Unfortunately, decades have passed were this trend has gone largely unnoticed as technology take-up steadily increases. Industry giant Dell Computer has taken up the task of recycling old hardware through a nationwide tour and home delivery program.

Since Dell made the recycling offer available to consumers last October, "the ratio of recycling to donation has been about 2:1," said company spokesperson Jennifer Jones. She went on to say that Dell does not landfill materials overseas, and abides by stringent guidelines to process environmentally sensitive materials.

Equipment well past its organizational lifespan is either donated to the National Cristina Foundation -- an organization dedicated to providing technology as a tool for develop human potential -- traded in, or simply broken down for reuse.

Columbus, Ohio was Dell's latest stop on its Recycling Nation Tour across the United States. Residents dropped off 30 tons of obsolete "technology equipment ranging from desktops and monitors to mainframe computers." This places Dell well on its way of reaching the tour's stated goal of 100 tons with 72 collected at last count.

Non-sensitive materials including glass and aluminum, which make up the majority, are grinded down into the finest possible particles to re-enter the supply chain.

For consumers unable to take advantage of the recycling tour, Dell has established a low-cost, home delivery system where interested parties can register online to dispose of unwanted desktops, monitors, as well as select peripherals. As of last month, customers seeking to buy a new printer from Dell can recycle their old model free of cost.

The ecological problems posed by technology waste have prompted some nations to require mandatory recycling, while others simply encourage increased social responsibility. Some European nations have already passed stringent laws pioneering technology waste disposal. The United States, the greatest generator of e-waste according to the EPA, continues to tackle the issue.

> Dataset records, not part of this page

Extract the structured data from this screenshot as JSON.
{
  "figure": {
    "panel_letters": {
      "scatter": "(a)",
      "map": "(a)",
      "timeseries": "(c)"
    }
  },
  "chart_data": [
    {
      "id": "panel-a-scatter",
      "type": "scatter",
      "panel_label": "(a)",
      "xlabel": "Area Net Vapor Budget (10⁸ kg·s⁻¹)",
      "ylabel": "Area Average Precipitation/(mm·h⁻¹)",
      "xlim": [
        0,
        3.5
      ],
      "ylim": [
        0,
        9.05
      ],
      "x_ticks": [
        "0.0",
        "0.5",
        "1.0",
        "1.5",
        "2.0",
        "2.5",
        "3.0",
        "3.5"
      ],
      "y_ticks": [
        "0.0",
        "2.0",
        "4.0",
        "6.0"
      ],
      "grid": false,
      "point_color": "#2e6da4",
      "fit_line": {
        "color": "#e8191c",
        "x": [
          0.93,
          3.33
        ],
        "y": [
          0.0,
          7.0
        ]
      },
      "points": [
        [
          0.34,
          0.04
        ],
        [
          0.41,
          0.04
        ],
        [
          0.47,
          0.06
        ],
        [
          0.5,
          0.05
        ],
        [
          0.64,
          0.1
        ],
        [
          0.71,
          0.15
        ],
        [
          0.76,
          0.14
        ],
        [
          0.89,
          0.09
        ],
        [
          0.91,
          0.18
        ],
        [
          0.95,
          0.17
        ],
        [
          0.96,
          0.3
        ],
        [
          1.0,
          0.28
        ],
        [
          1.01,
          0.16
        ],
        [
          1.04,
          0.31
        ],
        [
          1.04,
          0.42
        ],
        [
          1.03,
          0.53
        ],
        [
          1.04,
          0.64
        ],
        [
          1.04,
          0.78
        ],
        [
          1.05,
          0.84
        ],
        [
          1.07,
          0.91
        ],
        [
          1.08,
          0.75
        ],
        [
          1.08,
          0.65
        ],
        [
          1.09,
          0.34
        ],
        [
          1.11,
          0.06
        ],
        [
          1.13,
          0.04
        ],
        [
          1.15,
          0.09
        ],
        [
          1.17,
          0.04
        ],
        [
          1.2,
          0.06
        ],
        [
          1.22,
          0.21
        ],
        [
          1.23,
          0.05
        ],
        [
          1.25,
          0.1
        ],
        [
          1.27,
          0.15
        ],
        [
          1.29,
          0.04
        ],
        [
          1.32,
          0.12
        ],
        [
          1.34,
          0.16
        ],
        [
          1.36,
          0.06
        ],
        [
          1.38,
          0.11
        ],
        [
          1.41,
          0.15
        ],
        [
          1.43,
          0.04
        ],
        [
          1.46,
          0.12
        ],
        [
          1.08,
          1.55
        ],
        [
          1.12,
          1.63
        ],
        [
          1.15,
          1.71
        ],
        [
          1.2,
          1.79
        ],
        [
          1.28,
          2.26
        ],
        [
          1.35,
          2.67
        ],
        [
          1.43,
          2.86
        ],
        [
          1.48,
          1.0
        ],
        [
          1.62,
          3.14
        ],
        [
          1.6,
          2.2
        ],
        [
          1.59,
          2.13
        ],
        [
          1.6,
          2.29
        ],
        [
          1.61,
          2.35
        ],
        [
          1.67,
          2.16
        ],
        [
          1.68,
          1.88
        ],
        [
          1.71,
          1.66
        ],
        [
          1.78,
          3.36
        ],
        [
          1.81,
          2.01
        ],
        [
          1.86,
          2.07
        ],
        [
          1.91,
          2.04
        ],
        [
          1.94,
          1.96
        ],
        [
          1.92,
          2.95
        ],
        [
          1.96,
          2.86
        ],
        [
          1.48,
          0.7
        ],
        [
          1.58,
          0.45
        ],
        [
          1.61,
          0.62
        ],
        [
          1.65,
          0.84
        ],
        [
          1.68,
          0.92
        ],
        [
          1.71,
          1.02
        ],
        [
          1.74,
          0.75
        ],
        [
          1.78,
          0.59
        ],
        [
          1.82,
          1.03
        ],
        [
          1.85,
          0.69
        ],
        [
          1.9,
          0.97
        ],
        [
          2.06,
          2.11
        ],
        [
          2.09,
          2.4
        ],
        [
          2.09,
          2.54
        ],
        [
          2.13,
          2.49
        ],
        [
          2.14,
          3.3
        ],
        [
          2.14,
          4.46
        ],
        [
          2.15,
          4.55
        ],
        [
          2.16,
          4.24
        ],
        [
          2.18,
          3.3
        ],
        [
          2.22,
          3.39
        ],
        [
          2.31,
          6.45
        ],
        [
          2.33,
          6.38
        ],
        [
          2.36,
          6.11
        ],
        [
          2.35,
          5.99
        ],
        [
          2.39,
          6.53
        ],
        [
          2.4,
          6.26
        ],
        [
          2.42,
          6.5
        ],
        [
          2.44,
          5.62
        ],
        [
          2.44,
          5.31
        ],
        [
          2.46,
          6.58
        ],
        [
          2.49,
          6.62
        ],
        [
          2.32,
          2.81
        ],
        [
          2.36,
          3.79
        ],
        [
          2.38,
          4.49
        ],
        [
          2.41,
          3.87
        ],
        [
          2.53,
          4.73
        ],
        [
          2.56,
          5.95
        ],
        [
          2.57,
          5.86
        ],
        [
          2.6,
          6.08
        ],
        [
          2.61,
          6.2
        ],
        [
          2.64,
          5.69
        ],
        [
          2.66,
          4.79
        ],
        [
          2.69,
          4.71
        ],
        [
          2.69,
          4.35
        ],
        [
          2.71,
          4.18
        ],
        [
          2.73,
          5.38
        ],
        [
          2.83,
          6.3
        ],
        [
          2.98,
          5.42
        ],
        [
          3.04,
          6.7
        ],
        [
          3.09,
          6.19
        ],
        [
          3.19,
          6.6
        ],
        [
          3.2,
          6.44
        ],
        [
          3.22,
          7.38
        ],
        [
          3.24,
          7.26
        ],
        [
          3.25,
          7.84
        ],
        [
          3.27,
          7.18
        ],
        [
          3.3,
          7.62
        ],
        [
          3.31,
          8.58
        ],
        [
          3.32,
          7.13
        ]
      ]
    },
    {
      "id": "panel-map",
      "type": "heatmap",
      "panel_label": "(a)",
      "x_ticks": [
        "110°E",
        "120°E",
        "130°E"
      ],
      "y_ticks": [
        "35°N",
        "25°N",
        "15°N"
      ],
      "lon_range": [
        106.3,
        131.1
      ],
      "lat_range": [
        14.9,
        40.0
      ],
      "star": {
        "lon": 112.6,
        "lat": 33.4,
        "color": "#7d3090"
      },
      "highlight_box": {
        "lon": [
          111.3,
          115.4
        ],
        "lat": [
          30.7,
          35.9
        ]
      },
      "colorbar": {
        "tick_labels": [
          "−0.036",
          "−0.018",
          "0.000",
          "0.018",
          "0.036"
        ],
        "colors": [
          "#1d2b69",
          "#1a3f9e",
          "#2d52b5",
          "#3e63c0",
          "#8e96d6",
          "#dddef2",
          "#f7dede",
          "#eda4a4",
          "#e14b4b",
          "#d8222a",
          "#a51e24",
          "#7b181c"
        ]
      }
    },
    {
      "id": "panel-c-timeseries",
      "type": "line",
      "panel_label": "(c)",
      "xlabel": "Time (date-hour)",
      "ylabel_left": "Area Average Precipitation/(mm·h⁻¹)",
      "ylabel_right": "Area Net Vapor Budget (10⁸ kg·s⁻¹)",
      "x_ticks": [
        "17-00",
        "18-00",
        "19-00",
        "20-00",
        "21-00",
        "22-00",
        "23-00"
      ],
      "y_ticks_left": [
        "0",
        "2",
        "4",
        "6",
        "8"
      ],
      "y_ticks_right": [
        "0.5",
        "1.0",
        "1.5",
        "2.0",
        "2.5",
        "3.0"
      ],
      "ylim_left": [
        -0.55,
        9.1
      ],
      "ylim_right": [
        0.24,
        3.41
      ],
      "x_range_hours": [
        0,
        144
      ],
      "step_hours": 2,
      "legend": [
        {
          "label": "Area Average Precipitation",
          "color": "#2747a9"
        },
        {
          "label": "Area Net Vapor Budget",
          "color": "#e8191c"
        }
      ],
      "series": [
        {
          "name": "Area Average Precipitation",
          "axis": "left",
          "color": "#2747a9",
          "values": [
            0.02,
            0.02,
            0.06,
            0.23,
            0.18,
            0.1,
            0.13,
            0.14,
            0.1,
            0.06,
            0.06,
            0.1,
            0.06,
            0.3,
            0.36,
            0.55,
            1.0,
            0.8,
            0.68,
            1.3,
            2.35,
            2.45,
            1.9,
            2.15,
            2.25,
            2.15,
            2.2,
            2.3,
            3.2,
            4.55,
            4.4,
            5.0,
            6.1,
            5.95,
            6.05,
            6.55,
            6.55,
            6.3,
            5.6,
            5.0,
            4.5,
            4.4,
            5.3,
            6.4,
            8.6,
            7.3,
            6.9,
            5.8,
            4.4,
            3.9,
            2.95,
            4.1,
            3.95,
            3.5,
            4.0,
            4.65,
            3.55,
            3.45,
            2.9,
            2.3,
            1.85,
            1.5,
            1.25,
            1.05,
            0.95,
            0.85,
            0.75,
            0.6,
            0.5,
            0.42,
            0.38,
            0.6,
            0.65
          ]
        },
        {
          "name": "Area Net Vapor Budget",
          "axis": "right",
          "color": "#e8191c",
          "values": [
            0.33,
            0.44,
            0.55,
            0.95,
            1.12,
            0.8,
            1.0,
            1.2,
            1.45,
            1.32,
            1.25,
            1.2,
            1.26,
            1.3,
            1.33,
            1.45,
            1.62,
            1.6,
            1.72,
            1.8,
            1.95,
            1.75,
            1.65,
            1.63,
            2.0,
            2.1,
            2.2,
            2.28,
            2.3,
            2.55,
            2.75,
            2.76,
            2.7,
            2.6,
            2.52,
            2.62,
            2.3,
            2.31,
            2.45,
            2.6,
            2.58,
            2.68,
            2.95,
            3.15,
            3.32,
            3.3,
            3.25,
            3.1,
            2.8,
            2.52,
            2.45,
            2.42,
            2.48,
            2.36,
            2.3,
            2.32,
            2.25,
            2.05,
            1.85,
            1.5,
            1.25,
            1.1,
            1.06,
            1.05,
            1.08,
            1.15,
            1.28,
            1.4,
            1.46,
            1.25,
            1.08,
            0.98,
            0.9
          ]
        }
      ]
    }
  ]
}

Dell itself backs industry led initiatives over government mandated programs.

Dell's Jones told BetaNews, "As a customer direct company, we think we can accomplish recycling more effectively through Dell developed programs than through government mandated programs, and generally Dell believes that industry led, market-based programs can be more effective and customer friendly than government mandated ones."

Leading OEMS and retailers such as Best Buy have already established such programs that have contributed a measure of success. In addition, secondary markets have formed including a recycled electronic goods market, and a research and development push to design "green machines."